A €3.2m blueprint has been prepared to breathe new life in to one of Cork’s most historic buildings.
Cork Institute of Technology has prepared a detailed report for Cork City Council on the possible transformation of the former Butter Exchange in Shandon into a cutting-edge craft and design hub.
The project, which is based on similar hubs such as the Fumbally Exchange outlets in Dublin and Waterford, and the Fab Lab in Limerick, is subject to funding.
Cork City Council has now applied to the EU, under its Urban Centre Grant Scheme, for funding to kickstart the project.
It is understood that the Butter Exchange building requires major structural work to its roof before it can be deemed fit for purpose. This is the latest attempt to find a long-term sustainable use for the building, which has lain vacant for almost four years.
Dating from the late 1700s, it was once one of the largest butter exchange buildings in the world when Ireland and Cork in particular, were at the centre of the world’s butter production.
Following the Government’s decision to abandon its national disapora centre — the Butter Exchange building was Cork’s bid to host such a centre — City Hall commissioned CIT to examine future possible uses for the building.
The head of the council’s tourism unit, Damien O’Mahony, praised the CIT report, and student, Marc Ó Riain, in particular, for his work on the scheme.
“The vision for the building would be for it to host several creative or design businesses, and to provide tourists with the best of Irish design.
“But it wouldn’t just be the traditional ceramics, textiles, or glasswork.

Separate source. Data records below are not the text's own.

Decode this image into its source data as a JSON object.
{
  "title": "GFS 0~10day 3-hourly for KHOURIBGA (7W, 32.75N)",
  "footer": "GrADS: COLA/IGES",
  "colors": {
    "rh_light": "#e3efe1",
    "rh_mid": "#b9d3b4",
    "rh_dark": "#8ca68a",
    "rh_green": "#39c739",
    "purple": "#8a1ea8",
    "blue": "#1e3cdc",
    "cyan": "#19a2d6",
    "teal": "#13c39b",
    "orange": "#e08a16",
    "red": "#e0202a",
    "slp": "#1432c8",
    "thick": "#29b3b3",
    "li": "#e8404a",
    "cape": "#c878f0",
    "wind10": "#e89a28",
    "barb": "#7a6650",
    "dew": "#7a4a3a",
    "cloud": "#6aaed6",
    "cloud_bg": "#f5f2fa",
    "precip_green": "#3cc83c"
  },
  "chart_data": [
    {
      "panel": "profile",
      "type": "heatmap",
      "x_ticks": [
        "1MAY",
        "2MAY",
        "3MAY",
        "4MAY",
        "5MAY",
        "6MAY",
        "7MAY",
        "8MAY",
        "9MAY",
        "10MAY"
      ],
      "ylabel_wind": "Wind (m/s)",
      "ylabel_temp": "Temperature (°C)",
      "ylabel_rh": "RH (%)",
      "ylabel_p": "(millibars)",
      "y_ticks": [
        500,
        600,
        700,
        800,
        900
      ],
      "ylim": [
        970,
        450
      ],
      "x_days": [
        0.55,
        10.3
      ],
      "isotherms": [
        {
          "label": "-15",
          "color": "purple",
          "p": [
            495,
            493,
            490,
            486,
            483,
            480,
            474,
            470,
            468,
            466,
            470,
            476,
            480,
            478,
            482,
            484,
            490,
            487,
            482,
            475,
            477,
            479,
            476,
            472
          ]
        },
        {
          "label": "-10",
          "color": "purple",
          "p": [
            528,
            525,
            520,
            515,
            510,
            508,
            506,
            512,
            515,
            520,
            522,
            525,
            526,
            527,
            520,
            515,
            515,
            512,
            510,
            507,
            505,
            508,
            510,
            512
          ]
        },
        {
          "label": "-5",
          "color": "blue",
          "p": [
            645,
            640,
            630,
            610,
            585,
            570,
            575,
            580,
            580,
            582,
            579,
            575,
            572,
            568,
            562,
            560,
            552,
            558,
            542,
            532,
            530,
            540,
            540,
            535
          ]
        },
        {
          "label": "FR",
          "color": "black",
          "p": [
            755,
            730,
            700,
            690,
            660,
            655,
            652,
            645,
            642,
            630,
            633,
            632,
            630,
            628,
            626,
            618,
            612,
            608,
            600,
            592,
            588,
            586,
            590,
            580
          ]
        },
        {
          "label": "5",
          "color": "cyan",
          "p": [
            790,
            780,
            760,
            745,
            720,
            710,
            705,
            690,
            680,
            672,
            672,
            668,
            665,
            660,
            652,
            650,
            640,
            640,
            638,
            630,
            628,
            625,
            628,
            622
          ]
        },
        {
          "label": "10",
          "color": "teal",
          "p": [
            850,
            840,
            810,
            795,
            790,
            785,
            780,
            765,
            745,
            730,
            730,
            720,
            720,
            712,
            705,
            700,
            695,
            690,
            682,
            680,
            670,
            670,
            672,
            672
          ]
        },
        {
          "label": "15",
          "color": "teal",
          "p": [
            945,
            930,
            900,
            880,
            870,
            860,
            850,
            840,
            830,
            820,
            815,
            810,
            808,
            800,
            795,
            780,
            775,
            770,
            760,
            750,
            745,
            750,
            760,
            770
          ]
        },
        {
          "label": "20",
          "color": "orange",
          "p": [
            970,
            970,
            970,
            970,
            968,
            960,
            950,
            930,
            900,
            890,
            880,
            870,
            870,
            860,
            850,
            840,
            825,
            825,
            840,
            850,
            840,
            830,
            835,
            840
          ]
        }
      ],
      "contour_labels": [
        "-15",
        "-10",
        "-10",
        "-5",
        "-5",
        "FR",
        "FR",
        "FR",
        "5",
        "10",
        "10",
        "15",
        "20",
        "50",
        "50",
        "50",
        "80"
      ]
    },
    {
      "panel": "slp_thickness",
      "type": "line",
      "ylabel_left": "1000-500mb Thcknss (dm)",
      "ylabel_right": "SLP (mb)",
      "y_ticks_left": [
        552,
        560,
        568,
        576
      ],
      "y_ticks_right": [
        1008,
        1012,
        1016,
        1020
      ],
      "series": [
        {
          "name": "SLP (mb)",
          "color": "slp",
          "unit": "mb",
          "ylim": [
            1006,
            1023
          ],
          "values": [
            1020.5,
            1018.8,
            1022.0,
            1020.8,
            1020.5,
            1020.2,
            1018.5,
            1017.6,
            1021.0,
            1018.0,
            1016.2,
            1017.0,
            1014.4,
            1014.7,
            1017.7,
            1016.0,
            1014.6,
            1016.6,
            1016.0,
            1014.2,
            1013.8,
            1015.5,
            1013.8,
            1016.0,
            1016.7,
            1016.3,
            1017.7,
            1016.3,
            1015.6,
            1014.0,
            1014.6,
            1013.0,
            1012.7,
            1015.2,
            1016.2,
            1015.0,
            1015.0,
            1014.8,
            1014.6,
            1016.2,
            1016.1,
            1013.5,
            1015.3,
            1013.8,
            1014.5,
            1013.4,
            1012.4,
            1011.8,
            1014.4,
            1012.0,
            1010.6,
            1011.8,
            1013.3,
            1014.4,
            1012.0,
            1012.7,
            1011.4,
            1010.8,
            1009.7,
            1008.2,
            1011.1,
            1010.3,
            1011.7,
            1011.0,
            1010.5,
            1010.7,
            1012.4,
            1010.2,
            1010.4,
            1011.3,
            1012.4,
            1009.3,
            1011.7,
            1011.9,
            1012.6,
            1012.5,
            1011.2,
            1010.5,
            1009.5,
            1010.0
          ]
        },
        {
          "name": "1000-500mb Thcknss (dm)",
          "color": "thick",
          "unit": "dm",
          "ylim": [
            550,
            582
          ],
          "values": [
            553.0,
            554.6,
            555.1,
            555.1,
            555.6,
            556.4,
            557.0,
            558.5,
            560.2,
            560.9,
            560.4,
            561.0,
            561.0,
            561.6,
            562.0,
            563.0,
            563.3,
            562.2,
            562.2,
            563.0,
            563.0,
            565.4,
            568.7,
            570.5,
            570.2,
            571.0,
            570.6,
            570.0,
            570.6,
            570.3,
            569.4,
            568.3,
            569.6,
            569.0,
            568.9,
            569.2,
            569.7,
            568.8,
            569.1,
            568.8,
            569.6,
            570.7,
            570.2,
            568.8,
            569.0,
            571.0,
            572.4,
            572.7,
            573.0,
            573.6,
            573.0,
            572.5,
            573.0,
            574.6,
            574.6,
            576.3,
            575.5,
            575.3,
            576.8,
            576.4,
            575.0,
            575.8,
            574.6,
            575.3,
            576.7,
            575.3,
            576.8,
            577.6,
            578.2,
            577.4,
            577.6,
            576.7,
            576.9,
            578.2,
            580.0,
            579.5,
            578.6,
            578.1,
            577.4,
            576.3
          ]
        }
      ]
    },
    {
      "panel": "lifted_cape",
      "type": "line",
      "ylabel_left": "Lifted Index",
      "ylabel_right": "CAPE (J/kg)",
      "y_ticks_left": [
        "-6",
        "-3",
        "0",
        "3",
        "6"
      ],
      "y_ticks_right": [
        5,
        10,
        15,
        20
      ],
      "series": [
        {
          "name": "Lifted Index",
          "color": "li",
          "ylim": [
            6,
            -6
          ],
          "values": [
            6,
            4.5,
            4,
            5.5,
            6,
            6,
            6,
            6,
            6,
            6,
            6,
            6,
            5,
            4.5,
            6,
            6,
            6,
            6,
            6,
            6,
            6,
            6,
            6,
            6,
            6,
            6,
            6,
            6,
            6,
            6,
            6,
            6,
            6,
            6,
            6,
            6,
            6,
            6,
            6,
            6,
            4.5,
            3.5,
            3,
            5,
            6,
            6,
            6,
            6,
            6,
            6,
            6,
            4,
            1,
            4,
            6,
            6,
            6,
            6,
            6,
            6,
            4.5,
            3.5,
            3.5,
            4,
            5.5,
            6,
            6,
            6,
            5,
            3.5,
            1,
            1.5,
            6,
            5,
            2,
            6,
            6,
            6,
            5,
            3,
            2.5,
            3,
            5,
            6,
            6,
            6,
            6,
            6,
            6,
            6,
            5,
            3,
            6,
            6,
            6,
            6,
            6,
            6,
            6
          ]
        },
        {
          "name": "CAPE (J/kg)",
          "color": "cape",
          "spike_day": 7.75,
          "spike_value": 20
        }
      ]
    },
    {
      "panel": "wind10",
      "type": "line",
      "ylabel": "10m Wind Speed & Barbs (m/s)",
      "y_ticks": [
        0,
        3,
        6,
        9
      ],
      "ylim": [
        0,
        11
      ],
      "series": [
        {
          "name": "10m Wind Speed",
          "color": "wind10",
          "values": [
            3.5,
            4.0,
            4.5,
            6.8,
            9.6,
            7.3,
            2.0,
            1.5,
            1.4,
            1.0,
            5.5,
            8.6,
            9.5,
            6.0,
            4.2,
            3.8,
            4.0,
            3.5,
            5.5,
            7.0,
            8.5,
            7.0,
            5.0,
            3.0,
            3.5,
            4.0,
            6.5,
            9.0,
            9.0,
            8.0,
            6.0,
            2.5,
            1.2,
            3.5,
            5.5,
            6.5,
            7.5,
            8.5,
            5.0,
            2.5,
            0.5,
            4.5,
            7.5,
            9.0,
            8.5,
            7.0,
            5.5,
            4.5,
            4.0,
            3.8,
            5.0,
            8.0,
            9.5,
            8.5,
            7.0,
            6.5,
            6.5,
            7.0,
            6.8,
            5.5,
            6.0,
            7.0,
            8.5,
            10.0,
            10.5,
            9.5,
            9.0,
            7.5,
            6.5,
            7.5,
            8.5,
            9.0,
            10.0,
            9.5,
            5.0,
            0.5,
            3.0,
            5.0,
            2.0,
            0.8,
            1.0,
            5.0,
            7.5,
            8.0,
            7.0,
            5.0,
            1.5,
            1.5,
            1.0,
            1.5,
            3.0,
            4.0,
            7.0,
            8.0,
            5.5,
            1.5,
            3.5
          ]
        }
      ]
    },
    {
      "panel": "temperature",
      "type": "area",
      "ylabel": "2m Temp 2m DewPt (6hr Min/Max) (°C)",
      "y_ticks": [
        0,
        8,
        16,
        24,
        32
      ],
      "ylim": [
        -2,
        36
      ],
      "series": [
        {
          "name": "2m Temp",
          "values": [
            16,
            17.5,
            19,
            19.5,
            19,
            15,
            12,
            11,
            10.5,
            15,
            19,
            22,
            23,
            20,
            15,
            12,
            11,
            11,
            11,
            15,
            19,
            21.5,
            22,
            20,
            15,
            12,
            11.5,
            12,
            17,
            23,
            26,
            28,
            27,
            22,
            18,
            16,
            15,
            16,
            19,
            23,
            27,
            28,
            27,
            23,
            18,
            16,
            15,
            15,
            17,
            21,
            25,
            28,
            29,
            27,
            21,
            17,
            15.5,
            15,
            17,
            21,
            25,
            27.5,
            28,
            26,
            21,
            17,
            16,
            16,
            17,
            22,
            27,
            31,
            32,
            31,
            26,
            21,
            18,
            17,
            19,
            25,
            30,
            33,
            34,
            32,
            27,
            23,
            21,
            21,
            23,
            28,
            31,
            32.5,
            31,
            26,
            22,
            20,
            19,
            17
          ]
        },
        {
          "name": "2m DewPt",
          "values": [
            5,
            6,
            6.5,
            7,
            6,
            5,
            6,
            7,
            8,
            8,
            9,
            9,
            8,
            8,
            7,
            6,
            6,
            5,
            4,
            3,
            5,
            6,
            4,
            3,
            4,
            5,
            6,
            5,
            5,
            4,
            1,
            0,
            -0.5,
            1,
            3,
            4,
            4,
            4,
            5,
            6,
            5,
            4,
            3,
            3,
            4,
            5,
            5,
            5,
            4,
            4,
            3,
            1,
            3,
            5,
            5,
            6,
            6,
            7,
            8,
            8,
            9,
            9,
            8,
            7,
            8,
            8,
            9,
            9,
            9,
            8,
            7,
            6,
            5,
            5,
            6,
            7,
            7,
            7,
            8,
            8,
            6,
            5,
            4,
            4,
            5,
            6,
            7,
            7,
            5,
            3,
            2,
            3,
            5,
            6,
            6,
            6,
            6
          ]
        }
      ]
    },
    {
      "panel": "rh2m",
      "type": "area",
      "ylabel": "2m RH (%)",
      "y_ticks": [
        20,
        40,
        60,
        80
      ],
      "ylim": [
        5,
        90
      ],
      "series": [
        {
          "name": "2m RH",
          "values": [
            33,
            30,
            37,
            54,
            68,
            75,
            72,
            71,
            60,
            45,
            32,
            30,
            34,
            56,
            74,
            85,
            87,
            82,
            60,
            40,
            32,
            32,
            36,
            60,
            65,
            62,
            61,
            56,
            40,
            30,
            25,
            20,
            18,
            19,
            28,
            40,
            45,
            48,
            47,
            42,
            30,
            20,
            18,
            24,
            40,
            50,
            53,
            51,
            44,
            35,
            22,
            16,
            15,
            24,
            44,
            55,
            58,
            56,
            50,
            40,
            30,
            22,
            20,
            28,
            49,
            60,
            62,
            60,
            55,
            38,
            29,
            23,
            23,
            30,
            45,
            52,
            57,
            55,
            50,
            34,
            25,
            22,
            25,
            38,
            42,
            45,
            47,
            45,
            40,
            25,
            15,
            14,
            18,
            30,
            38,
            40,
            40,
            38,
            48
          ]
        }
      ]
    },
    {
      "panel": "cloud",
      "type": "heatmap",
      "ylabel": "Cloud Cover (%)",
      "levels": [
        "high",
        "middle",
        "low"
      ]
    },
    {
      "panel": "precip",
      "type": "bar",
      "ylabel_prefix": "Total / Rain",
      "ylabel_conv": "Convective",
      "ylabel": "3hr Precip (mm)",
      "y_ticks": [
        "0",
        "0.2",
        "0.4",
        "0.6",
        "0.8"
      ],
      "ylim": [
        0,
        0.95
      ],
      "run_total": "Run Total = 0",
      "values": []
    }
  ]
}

It would feature digital design, architecture, digital photography and film,” he said.
It is hoped the project will act as a major footfall attraction to the Shandon area, which already boasts the famous Shandon church, the Butter Museum, the Firkin Crane theatre, Annie Moore’s house and Jack Lynch’s house.
A decision on the EU funding is expected early next year around the same time as a decision on a €2m funding application to develop a “living medieval street” attraction in Elizabeth Fort.